Thursday, October 29, 2009

Charu - Style As Substance Review on Tehelka

Charu Nivedita’s new novel is transgressive, non-linear and engaging

KALA KRISHNAN RAMESH

Charu Nivedita

CHARU NIVEDITA’S Zero Degree is difficult in the most interesting way: it appears to be teasing, confusing, pretending, mimicking, and sometimes even misleading, till you see the audacious design that makes this book one of the most interesting deliberations on the business of writing. The writer leaves clues hinting that this story is about literature and how the author relates to material: “There’s been a mistake. The chapters have become shuffled. I might have had some ulterior motive. Perhaps my hatred for Muniyandi and my love for Misra are responsible; perhaps I’ve subconsciously moved Misra ahead and shoved Muniyandi to the background”; “To understand my writing, forget my life. My life is separate and my writing is separate”; “Is this really a novel, or merely a bunch of notes thrown together into a book?”

The writing in Zero Degree appears to be asserting that even in a post-structuralist world, where aesthetic and formal parameters are elastic, style, form and content can still be shocking. Its subject matter is not unfamiliar, neither are its many styles or its use of language, but when it comes together, the reader is both surprised and shocked. Zero Degree insists on the importance of style even where it is an admission of dishonourable intentions.

Charu Nivedita Book

ZERO DEGREE
Charu Nivedita (tr. by Pritham K Chakravarthy and Rakesh Khanna)
Blaft Publications
248 pp; Rs 315

Zero Degree’s “mad patchwork” takes the reader on a wildly curving, frequently detouring story made of phone sex, torture, love poetry, numerology, mythology, and what appears to be a decidedly Latin American thoughtscape, and interestingly, in this journey, the reader is both guided traveler and adventurer.

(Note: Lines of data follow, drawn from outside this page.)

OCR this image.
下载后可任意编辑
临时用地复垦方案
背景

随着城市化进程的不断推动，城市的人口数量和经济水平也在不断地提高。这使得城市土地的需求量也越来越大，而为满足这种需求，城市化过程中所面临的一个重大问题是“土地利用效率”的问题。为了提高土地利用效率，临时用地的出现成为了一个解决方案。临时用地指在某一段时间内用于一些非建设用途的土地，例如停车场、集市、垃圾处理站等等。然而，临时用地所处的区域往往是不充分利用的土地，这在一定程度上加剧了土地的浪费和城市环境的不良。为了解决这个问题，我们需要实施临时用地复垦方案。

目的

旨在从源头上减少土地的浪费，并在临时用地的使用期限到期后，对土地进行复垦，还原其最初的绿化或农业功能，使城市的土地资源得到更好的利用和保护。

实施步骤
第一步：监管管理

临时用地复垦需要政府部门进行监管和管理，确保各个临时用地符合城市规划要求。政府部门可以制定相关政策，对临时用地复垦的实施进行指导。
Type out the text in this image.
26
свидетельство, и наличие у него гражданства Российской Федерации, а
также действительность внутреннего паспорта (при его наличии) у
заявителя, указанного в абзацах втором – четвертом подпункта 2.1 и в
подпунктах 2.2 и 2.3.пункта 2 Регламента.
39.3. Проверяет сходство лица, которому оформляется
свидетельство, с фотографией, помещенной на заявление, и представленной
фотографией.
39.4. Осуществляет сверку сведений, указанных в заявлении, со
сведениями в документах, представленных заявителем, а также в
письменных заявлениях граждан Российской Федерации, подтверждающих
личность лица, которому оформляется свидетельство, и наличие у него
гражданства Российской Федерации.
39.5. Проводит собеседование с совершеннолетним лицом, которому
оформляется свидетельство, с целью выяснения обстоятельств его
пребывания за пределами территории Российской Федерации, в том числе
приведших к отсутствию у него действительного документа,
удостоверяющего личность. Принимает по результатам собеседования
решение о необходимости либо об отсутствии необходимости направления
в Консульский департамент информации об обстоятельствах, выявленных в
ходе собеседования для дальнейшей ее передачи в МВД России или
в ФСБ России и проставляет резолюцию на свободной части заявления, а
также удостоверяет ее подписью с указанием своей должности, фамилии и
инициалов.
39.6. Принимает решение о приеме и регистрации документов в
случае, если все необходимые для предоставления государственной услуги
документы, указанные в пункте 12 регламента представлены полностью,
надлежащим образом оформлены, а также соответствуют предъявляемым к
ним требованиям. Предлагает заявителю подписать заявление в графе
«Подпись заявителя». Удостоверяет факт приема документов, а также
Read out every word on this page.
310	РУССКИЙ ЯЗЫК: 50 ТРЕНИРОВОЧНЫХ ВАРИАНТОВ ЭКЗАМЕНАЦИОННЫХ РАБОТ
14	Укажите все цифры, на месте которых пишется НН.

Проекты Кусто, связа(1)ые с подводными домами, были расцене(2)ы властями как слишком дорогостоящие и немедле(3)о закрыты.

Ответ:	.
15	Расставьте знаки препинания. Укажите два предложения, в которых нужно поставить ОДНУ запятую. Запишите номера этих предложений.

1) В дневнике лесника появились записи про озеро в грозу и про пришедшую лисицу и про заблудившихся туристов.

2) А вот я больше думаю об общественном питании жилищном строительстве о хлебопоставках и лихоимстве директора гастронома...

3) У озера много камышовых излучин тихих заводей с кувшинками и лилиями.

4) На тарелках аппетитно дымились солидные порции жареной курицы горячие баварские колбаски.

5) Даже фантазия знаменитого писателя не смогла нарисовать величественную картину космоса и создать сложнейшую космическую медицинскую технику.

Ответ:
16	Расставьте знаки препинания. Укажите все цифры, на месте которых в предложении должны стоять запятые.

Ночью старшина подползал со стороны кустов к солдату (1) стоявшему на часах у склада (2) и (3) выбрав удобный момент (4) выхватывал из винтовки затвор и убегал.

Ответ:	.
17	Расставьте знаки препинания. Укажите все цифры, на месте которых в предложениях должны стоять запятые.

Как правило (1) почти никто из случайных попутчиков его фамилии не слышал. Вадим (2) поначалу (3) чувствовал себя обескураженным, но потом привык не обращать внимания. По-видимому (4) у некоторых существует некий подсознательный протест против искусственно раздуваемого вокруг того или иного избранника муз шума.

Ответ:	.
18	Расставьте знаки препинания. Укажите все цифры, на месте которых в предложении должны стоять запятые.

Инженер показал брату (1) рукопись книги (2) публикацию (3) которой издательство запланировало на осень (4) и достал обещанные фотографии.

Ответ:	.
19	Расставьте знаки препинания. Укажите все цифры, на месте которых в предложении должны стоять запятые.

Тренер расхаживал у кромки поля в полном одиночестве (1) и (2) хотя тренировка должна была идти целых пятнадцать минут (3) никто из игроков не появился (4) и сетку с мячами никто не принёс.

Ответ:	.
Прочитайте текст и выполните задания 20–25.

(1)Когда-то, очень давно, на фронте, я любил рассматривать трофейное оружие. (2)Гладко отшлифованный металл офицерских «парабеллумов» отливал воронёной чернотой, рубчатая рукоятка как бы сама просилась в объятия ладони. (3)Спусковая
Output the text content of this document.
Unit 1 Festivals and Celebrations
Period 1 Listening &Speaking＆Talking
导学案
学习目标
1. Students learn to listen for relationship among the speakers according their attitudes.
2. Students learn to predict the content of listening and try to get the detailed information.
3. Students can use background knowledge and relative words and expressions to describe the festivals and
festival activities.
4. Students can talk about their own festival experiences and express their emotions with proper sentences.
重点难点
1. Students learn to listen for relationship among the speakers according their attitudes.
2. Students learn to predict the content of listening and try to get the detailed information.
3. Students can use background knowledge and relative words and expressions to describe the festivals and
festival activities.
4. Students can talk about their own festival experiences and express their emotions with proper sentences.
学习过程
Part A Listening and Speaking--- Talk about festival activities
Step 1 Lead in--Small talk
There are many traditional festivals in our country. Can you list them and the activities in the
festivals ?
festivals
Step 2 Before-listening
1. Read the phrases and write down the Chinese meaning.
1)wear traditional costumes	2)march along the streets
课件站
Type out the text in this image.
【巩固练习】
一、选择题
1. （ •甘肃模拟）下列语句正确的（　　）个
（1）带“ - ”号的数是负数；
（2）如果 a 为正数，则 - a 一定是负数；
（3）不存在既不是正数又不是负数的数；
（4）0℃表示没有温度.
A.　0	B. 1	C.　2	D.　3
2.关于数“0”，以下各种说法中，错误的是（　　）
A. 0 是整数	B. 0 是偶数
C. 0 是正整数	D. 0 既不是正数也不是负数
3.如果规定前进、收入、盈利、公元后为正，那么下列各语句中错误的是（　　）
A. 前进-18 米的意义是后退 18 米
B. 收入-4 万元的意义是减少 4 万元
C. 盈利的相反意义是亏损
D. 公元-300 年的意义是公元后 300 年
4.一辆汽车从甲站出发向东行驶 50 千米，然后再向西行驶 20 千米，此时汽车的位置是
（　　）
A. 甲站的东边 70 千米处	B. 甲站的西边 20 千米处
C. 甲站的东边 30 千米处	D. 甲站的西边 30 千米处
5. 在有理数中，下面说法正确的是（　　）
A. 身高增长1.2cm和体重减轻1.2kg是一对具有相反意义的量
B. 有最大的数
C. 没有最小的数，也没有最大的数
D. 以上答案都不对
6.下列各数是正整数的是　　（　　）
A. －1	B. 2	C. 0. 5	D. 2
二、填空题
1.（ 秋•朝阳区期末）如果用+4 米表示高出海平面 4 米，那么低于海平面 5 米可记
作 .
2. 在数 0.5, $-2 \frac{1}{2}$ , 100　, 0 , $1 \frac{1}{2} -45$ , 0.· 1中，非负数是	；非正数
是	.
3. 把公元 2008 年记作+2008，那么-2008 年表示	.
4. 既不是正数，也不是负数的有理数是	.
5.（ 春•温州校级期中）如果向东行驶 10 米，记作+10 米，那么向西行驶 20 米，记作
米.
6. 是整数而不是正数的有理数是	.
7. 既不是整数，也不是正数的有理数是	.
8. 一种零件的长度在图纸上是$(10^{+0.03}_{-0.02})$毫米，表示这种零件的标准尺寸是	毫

The book is a virtuoso performance by a writer doing voices he loves and hates, including Latin American, Sangam Tamil, meta-textual, magazinese, establishment Tamil, etc. While he dons these many hats, in a postmodernist gesture he also lets us know that he is enchanted and not ‘influenced’ by any of them, by ostentatiously annotating each hat-wearing moment.

The author’s audacity — about content, form and language — is totally charming; the fact that in ‘real’ life, he appears to be as unpredictable, as difficult to locate in a hierarchy of Tamil writers, and is bathed in a glow of speculation, controversy and love-hate makes it all the more intriguing.

The translation by Pritham K Chakravarthy and Rakesh Khanna transcreates what one imagines to be the sting and slap and sharp tenderness of the original, without letting go of the necessary quantity of non-Tamilness. Malavika PC’s cover captures a sense of the intricate madness of the journey inside.

Zero Degree is, without doubt, an unusual experience in reading; unlike most books, it challenges — and inspires — the reader to create a structure from the apparent mayhem of form and content. Or, in the author’s words, “Please, go ahead and search for meaning in the host of words scattered in these pages.”